KOMİSYON KONUŞMASI

HAYDAR AKAR (Kocaeli) - Devlet Demiryollarına bir bütün olarak bakmak zorundayız. Devlet Demiryolları deyince aklımıza sadece hızlı tren geliyor son yıllarda, adını yüksek hızlı tren koyduğumuz hızlı tren geliyor aklımıza.
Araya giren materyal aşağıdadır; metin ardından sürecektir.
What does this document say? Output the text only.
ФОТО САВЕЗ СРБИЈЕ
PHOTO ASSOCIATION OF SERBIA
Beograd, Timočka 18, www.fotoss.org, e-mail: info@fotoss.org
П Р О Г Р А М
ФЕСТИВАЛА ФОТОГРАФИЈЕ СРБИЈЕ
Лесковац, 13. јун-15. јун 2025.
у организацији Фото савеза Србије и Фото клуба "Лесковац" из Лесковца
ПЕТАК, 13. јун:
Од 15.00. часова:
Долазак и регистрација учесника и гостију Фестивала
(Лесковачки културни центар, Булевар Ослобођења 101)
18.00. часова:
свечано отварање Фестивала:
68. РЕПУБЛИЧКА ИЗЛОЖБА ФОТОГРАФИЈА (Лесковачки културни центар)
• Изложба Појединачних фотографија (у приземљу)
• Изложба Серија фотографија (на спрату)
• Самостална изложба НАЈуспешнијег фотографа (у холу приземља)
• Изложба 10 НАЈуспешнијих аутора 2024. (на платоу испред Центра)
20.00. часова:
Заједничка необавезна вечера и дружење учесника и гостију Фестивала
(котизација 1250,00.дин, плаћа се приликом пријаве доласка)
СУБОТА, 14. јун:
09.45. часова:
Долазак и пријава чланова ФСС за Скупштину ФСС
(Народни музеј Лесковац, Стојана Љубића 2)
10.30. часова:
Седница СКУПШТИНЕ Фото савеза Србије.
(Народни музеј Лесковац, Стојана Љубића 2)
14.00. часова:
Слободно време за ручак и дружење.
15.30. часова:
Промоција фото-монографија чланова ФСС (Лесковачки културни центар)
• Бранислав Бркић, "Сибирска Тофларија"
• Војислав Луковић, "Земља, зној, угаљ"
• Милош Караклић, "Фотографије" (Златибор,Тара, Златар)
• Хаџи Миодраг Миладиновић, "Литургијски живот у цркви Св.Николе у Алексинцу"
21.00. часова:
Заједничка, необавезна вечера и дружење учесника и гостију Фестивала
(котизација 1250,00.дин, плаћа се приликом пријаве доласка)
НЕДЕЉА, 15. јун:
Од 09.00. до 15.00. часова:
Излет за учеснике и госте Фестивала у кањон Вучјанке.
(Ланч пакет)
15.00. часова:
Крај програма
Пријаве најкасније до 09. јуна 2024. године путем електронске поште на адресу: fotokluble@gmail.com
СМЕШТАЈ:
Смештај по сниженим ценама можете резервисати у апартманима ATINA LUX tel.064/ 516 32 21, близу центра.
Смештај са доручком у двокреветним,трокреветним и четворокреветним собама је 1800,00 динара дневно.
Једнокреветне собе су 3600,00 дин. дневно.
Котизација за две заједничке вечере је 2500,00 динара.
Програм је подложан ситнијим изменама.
Şimdi, bir arkadaşım mimarlarına teşekkür ediyor, mimarlarının kendileri olduğunu düşünüyor ama değil. İşin realitesine, gerçeğine bakarsanız bu bir Oktay Vural projesi, Ulaştırma Bakanlığında. Ankara-Eskişehir arasındaki 600 milyon euroluk İspanyol kredisini temin eden Faik Öztrak'ın Hazine Müsteşarlığı döneminde -size temel atmak nasip oldu- her şey bitmişti. 2005 yılında bitmesi gerekiyordu, 2009 yılında bitti. O da ilk defa bir projenin uygulamaya geçişidir, normal karşılıyorum yani sizden kaynaklanan bir gecikme değil, ilk defa böyle bir projenin Türkiye'de denenmesinden kaynaklanan bir proje. Tabii, başlangıç buydu, sonra da devam ettirilmesi gerekiyor. Hızımız yeterli mi? Bana göre yeterli değil. Yatırım yeterli mi? Yeterli değil. Çünkü sizin 2023 vizyonunuza baktığımızda, Ulaştırma Bakanlığının vizyonuna baktığımızda öngörülen demir yolları hatlarının bitirilebilmesi için gereken kaynak bu hızla gidildiği takdirde 2100 yılında falan tamamlanıyor hesapladığınız zaman. Şimdi, biz hayır demiyoruz, olmalı diyoruz. Olurken de yapılan eksiklikleri söyledik biraz evvelden.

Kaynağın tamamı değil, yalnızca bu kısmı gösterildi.